Predictors of mortality in untreated HIV-positive children

The Cross Continents Collaboration for Kids (3Cs4kids) performed a meta analysis of children aged 12 months and older from 10 studies (nine African, one Brazilian) to evaluate the predictive value of laboratory and growth markers on the short term mortality risk in untreated HIV-positive children.

All studies participating in 3Cs4kids are observational cohorts with the exception of the CHAP trial (a randomised trial of cotrimoxazole prophylaxis). Groups in the collaboration were asked to provide information on: date of birth, gender, date of enrolment or first clinic visit, date of starting any antiretroviral drugs, date of starting cotrimoxazole prophylaxis, date of death or last known to be alive, and available measurements for CD4%, CD4 cell count, total lymphocyte count (TLC), haemoglobin, weight and height. Children in the analysis were above 12 months of age.

The mortality risk within 12 months was estimated using Poisson regression models, adjusted for cotrimoxazole use and study effects.

Of 2510 children there were 357 deaths during 3769 child-years-at-risk, with 81% follow-up occurring after start of cotrimoxazole. Median follow up was 12.7 months (IQR, 6.4-24.6 months). At first measurement, median age was 4.0 years (IQR, 2.2-7.0 years), median CD4% was 15% and weight-for-age z-score -1.9. CD4% and CD4 cell count were the strongest predictors of mortality (for example the annual risk at 2 years of age increased from 5% to 10% as CD4% fell from 22% to 14%), followed by weight-for-age and haemoglobin.

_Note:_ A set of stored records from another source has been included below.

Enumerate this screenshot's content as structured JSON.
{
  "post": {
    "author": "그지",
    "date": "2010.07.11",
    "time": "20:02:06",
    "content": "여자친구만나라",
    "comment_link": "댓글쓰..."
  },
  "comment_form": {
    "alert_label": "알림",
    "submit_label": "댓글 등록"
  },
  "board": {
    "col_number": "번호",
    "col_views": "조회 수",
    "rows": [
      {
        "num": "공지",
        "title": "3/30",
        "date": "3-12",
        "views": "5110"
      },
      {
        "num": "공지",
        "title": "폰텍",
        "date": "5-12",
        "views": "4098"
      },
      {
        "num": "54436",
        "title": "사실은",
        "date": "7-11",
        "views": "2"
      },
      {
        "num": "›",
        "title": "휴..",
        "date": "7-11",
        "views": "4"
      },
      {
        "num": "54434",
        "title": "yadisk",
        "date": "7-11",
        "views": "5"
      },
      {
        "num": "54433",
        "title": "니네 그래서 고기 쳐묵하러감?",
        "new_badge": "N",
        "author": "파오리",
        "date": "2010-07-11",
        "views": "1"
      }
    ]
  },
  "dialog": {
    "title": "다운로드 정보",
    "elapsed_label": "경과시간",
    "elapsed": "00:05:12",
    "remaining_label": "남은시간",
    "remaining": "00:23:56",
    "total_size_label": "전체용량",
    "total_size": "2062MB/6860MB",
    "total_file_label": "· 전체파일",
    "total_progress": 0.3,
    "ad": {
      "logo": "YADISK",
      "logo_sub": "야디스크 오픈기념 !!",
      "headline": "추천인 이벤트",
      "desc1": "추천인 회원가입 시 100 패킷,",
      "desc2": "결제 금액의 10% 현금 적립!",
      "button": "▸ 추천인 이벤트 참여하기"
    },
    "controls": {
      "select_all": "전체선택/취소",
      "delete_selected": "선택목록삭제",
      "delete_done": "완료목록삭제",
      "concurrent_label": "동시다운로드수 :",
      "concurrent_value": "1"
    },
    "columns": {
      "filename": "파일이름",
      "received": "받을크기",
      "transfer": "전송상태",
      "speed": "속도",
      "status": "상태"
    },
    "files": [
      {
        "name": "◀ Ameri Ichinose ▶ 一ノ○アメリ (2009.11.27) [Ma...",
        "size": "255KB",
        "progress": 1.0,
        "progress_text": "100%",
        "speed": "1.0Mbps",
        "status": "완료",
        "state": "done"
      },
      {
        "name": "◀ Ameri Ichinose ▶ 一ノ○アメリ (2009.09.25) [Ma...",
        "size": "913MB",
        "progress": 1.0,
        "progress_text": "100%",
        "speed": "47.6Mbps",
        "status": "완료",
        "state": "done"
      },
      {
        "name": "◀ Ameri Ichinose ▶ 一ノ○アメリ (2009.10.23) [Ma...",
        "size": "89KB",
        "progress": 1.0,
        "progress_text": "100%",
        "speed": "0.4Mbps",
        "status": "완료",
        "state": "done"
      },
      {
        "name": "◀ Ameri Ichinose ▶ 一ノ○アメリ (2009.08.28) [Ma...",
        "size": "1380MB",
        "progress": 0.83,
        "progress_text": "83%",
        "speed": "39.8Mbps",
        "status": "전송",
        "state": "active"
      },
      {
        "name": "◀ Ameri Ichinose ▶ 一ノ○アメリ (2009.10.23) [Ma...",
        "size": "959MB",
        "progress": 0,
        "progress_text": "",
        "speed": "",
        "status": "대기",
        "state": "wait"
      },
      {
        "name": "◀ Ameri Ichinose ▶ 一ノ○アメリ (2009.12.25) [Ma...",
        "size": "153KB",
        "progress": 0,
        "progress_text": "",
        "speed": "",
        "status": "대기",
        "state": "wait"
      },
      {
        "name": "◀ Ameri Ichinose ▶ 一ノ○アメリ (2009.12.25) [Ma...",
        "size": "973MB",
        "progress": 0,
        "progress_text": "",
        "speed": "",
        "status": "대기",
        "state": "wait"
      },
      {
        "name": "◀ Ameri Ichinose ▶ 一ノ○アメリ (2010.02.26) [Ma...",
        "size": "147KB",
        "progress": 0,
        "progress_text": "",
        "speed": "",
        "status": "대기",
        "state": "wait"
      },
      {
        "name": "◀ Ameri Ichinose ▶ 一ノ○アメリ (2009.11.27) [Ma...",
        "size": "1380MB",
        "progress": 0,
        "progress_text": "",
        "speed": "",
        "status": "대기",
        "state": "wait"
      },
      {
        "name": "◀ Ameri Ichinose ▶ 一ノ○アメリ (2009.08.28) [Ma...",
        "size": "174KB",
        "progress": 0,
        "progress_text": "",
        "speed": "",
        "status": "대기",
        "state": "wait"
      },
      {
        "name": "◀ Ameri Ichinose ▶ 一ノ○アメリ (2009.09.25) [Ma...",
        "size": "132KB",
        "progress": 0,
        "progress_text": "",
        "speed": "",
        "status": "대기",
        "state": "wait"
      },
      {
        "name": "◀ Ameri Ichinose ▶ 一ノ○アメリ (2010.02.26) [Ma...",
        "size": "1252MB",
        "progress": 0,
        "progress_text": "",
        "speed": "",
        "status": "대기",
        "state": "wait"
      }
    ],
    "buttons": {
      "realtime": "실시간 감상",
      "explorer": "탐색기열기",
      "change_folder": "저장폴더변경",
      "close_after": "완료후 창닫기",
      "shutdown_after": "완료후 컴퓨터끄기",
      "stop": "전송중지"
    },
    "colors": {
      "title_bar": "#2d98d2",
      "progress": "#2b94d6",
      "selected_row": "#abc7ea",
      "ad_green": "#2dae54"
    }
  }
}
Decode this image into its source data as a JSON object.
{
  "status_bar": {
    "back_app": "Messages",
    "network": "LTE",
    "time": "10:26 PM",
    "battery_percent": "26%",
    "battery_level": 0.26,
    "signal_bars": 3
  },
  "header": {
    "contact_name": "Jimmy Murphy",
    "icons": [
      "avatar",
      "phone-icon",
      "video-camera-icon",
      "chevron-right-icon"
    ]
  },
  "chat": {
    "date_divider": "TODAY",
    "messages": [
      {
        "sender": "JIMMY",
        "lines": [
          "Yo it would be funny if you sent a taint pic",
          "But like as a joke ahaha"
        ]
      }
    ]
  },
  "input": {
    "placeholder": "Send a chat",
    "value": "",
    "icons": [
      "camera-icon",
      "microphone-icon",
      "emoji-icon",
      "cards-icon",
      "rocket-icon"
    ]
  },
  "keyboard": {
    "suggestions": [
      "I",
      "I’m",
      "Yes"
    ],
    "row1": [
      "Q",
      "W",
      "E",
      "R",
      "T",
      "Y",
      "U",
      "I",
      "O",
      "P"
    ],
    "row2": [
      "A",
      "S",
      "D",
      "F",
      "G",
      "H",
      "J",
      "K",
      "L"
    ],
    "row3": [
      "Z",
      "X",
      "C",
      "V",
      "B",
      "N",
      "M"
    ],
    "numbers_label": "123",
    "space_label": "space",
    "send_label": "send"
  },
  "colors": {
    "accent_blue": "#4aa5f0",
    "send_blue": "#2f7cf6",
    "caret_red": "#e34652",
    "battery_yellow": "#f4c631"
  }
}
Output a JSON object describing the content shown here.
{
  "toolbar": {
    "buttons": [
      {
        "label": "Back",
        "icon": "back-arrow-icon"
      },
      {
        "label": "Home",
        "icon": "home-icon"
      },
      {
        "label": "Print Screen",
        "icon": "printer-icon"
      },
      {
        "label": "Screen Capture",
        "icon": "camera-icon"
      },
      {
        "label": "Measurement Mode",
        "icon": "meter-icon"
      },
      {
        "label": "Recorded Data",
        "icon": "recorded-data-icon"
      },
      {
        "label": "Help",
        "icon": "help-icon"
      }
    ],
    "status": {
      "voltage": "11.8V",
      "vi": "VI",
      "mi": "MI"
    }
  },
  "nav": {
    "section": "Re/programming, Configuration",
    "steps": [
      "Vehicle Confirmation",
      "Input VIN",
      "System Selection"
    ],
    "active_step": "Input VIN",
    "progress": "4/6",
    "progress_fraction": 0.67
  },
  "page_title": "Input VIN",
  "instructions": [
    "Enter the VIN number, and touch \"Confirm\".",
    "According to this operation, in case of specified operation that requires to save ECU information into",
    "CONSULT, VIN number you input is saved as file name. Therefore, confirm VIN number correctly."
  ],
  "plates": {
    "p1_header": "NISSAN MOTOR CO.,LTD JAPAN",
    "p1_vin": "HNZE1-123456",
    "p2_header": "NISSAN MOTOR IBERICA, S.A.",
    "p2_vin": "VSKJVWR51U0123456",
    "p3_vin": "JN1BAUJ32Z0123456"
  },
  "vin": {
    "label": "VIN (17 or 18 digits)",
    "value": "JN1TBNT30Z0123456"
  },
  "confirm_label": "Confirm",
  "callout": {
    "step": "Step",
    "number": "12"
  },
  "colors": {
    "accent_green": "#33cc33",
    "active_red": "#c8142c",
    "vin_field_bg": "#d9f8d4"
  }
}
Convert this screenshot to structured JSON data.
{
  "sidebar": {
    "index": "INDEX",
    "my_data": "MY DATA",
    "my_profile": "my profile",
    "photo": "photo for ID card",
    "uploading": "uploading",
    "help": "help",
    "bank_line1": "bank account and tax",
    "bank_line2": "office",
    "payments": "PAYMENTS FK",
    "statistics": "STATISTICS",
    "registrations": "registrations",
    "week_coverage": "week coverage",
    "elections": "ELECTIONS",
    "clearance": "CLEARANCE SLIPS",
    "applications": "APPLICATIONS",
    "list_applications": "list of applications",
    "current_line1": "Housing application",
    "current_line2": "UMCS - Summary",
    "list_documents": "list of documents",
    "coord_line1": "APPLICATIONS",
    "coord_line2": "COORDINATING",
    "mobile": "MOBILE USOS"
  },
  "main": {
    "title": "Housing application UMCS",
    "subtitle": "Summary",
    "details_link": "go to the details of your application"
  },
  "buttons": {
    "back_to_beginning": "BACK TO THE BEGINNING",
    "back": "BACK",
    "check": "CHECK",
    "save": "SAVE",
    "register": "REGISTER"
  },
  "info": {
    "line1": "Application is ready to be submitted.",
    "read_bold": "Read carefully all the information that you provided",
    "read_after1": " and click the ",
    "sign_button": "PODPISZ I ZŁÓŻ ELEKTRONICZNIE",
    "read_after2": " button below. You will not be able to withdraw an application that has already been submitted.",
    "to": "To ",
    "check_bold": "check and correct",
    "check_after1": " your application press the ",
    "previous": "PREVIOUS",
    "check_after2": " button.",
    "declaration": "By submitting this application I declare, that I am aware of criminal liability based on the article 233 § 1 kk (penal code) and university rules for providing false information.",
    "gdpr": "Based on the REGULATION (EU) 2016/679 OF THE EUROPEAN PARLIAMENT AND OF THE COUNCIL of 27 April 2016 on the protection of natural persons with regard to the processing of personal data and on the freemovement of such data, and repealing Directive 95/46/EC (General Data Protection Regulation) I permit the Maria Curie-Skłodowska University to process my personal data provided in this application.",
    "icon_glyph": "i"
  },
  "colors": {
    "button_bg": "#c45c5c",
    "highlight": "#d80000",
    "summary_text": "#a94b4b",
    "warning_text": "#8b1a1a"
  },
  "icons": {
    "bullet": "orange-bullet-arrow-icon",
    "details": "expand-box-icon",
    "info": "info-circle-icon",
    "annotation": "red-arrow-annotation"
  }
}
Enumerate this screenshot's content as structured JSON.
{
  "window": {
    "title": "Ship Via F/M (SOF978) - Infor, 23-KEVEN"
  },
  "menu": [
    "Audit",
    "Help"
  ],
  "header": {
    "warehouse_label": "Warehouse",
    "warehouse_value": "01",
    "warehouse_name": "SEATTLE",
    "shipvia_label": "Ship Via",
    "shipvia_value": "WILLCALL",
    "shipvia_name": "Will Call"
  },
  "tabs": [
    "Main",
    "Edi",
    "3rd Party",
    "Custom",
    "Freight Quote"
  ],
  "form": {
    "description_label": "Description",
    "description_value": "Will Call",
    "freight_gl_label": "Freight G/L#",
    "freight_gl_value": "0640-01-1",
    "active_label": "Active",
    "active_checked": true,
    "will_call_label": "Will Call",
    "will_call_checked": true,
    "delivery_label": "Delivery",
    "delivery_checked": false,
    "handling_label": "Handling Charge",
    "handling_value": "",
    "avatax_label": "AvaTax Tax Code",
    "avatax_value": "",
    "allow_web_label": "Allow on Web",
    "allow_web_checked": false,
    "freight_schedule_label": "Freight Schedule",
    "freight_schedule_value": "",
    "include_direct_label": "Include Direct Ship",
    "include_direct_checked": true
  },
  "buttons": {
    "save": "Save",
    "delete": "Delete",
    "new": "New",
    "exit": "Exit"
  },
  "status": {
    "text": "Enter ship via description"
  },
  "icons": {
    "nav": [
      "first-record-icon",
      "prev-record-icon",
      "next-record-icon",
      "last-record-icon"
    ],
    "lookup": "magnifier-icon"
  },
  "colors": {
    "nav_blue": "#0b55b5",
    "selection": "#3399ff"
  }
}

In multivariate analysis weight for age and haemaglobin were strongly predictive after controlling for CD4% or CD4 count as well as each other (both p=0.001). The investigators wrote: For example, in a five year old child with CD4% of 20%, the 12 month risk of death increased by 3.6 times when weight for height decreased -1 to -3 and by 1.9 times when haemaglobin fell from 11 to 8g/dl.

Mortality remained high even at high CD4% or counts for young children with severe malnutrition and anaemia, particularly those 1-2 years old.

In adjusted analysis including weight for age, the hazard ratio for BMI-for-age was 0.87 (95% CI, 0,80 0.95, p=0.002) per unit increase in z-score, an approximate1.3-fold increase in risk when BMI decreases from 0 to -2 over a year.

The association between height-for-age and mortality went in the reverse direction with a hazard ratio of 1.21 per unit increase in z-score (95% CI, 1.06-1.38, p=0.004). The investigators suggested this reflects a greater degree of malnutrition among taller children of the same weight.

The investigators noted the strong effect of CD4% and CD4 count, argues once again for wider access to low cost laboratory monitoring, given that standard flow cytometry remains impractical and costly in many resource limited settings.

They concluded that when to start antiretroviral therapy in children in resource limited settings remains complex and that their findings indicate that growth markers and haemaglobin and the role of malnutrition warrant further research.

They wrote: For effective care of HIV-infected children in resource limited settings the prevention and treatment of malnutrition and anaemia need to be integrated within routine clinical management, while the optimal timing of starting ART in relation to these interventions requires clarification.

Cross Continents Collaboration for Kids (3Cs4kids) Analysis and Writing Committee. Markers for predicting mortality in untreated HIV-infected children in resource-limited settings: a meta-analysis. AIDS 22(1) 2 January 2008 p 97-105.